Cooling temperatures bring crystals of ice, frost and snow over the northern earth, robbing plants of their foliage and fruits, and threatening man and other creatures with cold, hunger and inconvenience.
In the Northern Hemisphere, the shortest day of all the year is Sunday, Dec. 22, when, at precisely 9:02 a.m. EST, the sun's rays will fall directly on a point in the Atlantic Ocean about 800 miles east of Rio de Janeiro, Brazil.

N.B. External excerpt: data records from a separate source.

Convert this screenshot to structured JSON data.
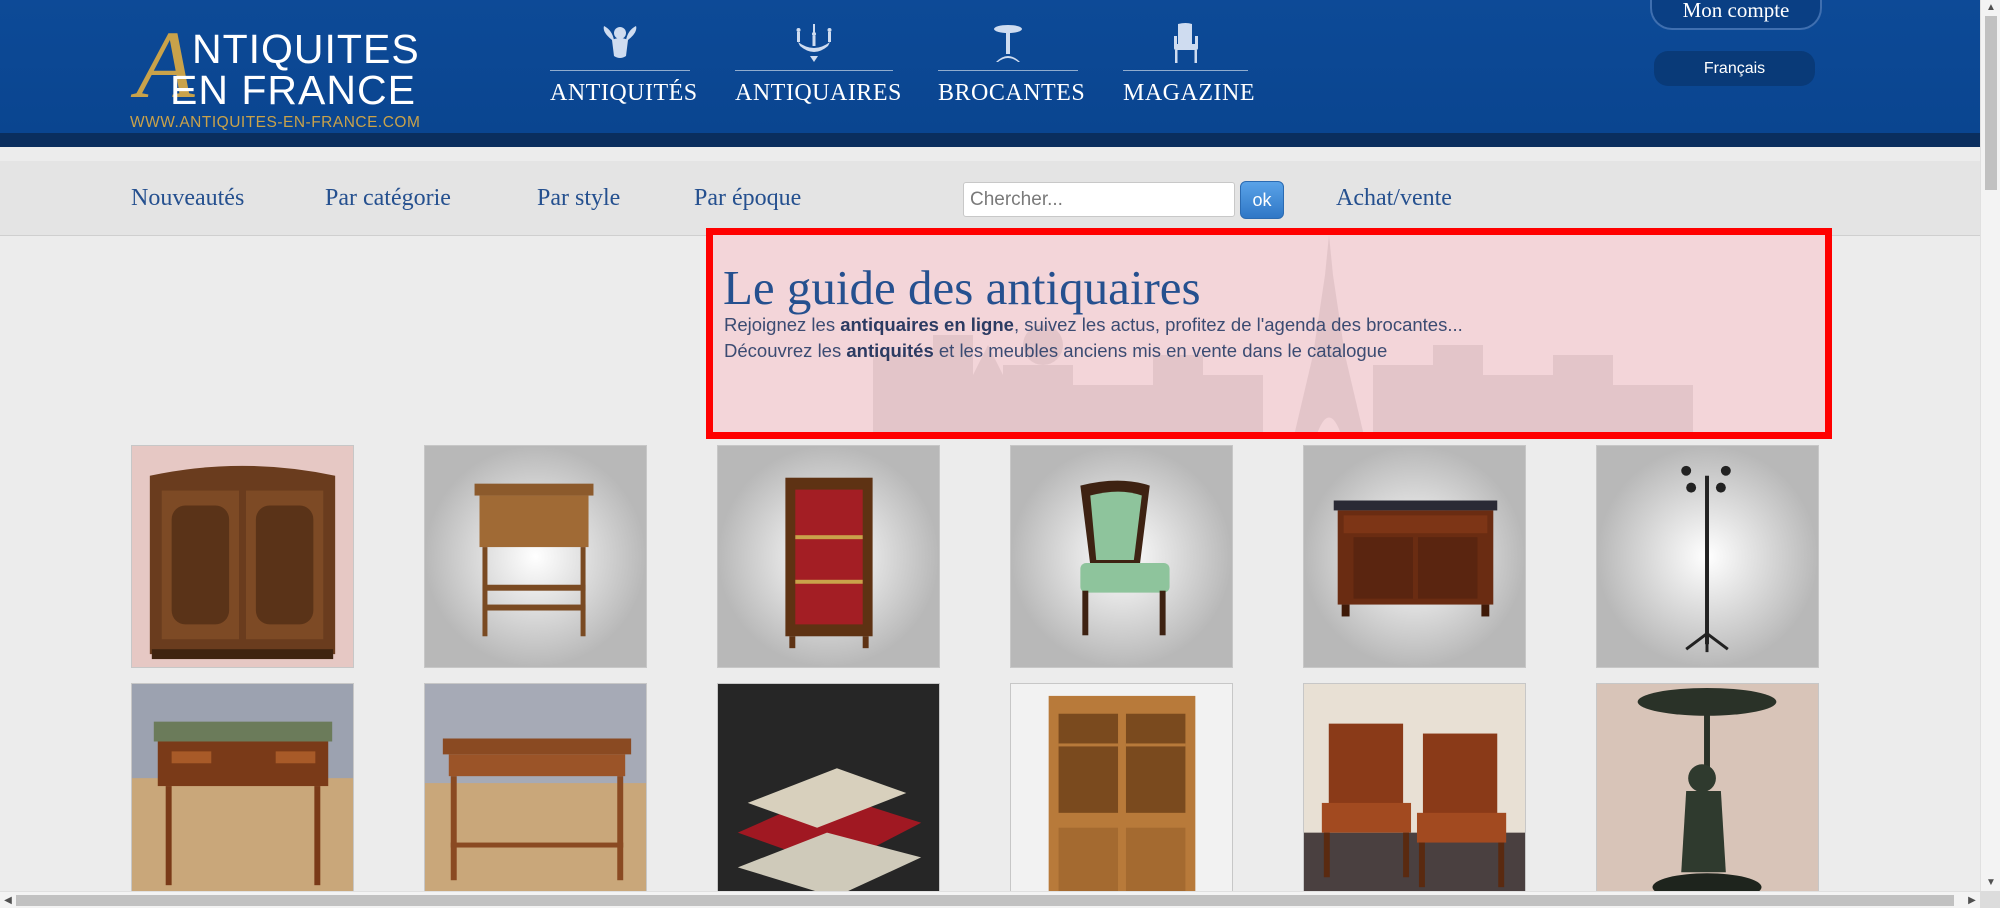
{
  "logo": {
    "line1": "NTIQUITES",
    "letter": "A",
    "line2": "EN FRANCE",
    "url": "WWW.ANTIQUITES-EN-FRANCE.COM"
  },
  "main_nav": [
    {
      "label": "ANTIQUITÉS",
      "icon": "cherub-icon"
    },
    {
      "label": "ANTIQUAIRES",
      "icon": "chandelier-icon"
    },
    {
      "label": "BROCANTES",
      "icon": "gueridon-table-icon"
    },
    {
      "label": "MAGAZINE",
      "icon": "armchair-icon"
    }
  ],
  "account": {
    "label": "Mon compte"
  },
  "language": {
    "label": "Français"
  },
  "subnav": {
    "links": [
      "Nouveautés",
      "Par catégorie",
      "Par style",
      "Par époque"
    ],
    "search_placeholder": "Chercher...",
    "search_value": "",
    "ok_label": "ok",
    "buy_sell": "Achat/vente"
  },
  "hero": {
    "title": "Le guide des antiquaires",
    "line1_a": "Rejoignez les ",
    "line1_b": "antiquaires en ligne",
    "line1_c": ", suivez les actus, profitez de l'agenda des brocantes...",
    "line2_a": "Découvrez les ",
    "line2_b": "antiquités",
    "line2_c": " et les meubles anciens mis en vente dans le catalogue"
  },
  "products": [
    {
      "name": "armoire",
      "kind": "product-armoire"
    },
    {
      "name": "side-table",
      "kind": "product-side-table"
    },
    {
      "name": "vitrine",
      "kind": "product-vitrine"
    },
    {
      "name": "chair",
      "kind": "product-chair"
    },
    {
      "name": "commode",
      "kind": "product-commode"
    },
    {
      "name": "coat-stand",
      "kind": "product-coat-stand"
    },
    {
      "name": "desk",
      "kind": "product-desk"
    },
    {
      "name": "console-table",
      "kind": "product-console-table"
    },
    {
      "name": "boxes",
      "kind": "product-boxes"
    },
    {
      "name": "bookcase",
      "kind": "product-bookcase"
    },
    {
      "name": "leather-chairs",
      "kind": "product-leather-chairs"
    },
    {
      "name": "bronze-statue",
      "kind": "product-bronze-statue"
    }
  ],
  "colors": {
    "header_bg": "#0d4a97",
    "accent_gold": "#c9a24a",
    "link_blue": "#25508f",
    "highlight_border": "#ff0000",
    "highlight_fill": "#f3d5d9"
  }
}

Here the rays will touch the Tropic of Capricorn, that imaginary line 23 degrees south of the equator, and the farthest point south that the perpendicular rays of the sun will travel. Now life in the north seems at its lowest ebb, with the sun only a dull red ember, skimming low over the horizon.
Woods and Fields of Quiet
In the woods and fields, there is little noise. Squirrels, chipmunks, mice and groundhogs lie silent in their burrows, asleep in a hibernating trance that slows their life processes. Geese, ducks, warblers and many singing birds have long since left the naked shrubs and trees in their southward search for sun and warmth.
Insects are stilled, their empty gossamer bodies crushed under the snow, or their eggs and larvae resting out the cold season under the porch steps or deep in the frozen ground. Only animals such as the deer, the great cats and the hardy crows roam the silent wilderness in search of food.
It is the time of year when the world seems to lie silent, drab, dark and dead. Yet one has only to stand quietly in the woods or in his back yard to hear the crackling and grinding or watch the shimmer of a special world that is very much alive-a scientific world of water crystals that push, grow, shatter, ebb and flow with amazing precision and austere beauty.